The history of surfing is unraveling! Scandals rock the surf industry. Newscaster “Katrine McLovin” delivers segments like: “Dane Reynolds reported today that he pulled off the first ever double-flip aerial, but viewers complained they could still see the ropes used to stage the stunt,” while the bottom line streams by with breaking tidbits: “Joel Parkinson: ‘I’m actually a cat person’”

Pros are interviewed in silhouette like unnamed witnesses in a crime documentary. Benji Weatherley offers witness testimonial: “The first time I walked in on Kelly Slater doing backflips on a trampoline I was like ‘What? Why is my favorite surfer in here doing backflips?’ and he broke it down. I cried. I literally cried. Then, after ten minutes, I was over it, because I was doing backflips too. Now I do better backflips than I’ve ever done.”

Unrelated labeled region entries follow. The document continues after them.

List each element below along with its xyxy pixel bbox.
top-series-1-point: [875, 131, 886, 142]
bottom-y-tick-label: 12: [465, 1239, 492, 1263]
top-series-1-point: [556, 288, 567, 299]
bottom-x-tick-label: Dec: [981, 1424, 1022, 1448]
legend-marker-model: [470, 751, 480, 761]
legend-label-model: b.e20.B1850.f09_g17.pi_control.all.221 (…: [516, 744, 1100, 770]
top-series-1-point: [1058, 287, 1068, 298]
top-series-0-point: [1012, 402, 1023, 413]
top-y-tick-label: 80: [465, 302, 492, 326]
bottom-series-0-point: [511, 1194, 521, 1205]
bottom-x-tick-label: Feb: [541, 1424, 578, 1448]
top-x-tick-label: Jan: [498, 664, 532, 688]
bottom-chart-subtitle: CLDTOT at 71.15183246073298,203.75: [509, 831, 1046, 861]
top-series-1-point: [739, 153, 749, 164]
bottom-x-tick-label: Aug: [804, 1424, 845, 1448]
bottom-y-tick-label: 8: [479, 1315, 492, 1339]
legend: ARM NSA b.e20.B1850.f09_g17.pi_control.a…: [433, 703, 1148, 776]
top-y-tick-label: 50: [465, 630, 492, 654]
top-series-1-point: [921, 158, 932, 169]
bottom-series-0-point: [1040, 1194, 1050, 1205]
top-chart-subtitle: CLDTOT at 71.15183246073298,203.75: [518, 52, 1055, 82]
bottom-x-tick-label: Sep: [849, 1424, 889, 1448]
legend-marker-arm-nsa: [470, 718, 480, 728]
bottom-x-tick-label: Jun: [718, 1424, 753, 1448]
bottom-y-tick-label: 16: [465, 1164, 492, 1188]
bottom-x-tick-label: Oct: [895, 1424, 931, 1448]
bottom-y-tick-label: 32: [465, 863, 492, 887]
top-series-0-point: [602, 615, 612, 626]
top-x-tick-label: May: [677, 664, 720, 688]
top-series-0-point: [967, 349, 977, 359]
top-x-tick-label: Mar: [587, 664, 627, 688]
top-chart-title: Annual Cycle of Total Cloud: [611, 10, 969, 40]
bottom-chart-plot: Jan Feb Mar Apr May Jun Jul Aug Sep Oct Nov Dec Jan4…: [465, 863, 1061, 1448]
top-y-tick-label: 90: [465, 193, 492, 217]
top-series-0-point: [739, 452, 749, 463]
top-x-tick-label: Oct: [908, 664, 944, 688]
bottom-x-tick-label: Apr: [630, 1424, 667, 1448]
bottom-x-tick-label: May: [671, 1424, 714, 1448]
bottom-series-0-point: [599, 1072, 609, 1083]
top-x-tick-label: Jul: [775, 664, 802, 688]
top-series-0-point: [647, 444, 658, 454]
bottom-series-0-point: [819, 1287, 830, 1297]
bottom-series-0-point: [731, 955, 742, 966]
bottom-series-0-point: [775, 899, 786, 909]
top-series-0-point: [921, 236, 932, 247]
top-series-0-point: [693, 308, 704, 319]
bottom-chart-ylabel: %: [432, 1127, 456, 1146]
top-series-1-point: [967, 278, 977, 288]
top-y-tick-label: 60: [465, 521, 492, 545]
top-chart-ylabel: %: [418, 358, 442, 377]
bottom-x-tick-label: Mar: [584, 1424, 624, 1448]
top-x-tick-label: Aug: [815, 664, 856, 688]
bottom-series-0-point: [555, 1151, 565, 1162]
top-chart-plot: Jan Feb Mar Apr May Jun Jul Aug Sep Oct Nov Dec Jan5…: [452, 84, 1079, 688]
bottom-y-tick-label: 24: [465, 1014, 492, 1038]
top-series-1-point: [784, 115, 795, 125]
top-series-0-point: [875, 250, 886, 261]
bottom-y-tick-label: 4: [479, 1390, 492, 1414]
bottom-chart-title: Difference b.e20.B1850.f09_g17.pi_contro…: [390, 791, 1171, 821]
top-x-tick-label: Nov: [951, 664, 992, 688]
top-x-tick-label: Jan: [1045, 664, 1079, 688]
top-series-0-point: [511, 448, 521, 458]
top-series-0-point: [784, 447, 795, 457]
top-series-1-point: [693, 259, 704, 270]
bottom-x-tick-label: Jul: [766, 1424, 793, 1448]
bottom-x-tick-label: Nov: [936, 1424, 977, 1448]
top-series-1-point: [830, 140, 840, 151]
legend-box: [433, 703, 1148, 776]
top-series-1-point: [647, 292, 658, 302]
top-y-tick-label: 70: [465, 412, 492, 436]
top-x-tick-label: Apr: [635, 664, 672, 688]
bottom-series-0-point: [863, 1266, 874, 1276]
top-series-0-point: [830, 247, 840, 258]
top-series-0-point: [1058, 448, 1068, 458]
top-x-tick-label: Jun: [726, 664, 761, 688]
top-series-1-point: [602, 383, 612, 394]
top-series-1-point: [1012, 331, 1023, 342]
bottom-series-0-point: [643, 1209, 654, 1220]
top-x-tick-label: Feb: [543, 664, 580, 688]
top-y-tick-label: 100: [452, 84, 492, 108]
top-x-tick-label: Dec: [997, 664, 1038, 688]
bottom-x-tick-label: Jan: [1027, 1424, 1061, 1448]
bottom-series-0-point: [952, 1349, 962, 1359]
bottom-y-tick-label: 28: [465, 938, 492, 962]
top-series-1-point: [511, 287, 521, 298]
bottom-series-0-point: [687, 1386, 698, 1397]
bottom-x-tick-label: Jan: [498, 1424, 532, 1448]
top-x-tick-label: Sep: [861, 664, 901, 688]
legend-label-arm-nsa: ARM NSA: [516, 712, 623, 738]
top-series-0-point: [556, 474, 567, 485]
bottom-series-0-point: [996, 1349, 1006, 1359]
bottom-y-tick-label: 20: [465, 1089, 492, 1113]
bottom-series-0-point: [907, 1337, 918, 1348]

If it seems hard to think of a better thread to tie otherwise incoherent segments of grotesque progression surfing together, don’t worry; no one has thought of a better premise for a feature-length surf porno.

Soundtrack 5/10

Moan-sung lyrics like: “Cuz I’m a punk rocker, yes I am” cannot be saved, even by Kalani Robb’s fierce shredding. It’s cute that maneuvers are often tethered to instrumental cues, but wow is there some bad music in this film.

The Intangibles 6/10

Waves are assaulted across the globe, but little time is devoted to reaching to those waves or otherwise building the gravity of these breaks. Steele’s concern is about the surfers. By placing the surfers and only the surfers in the foreground, he discretely acknowledges the fact that this movie is supposed to boost the career of every surfer involved. That there are no women is a testament to the cultural shifts in the sport. Board diversity is lacking as well.

Cultural Footprint – 6/10

Stranger than Fiction persists in the surfing world due to the premise, but it never managed to transcend the surf world (in fairness, it never aspired to be more than what it was – a mega-edit of the surf influencers of the period). This flick is just short of achieving the best possible score for high-intensity progressive surf smut, making a great watch for surfers, but not worth showing to a non-surfing friend unless they have some text messages to catch up on or prefer background noise while trolling Tinder.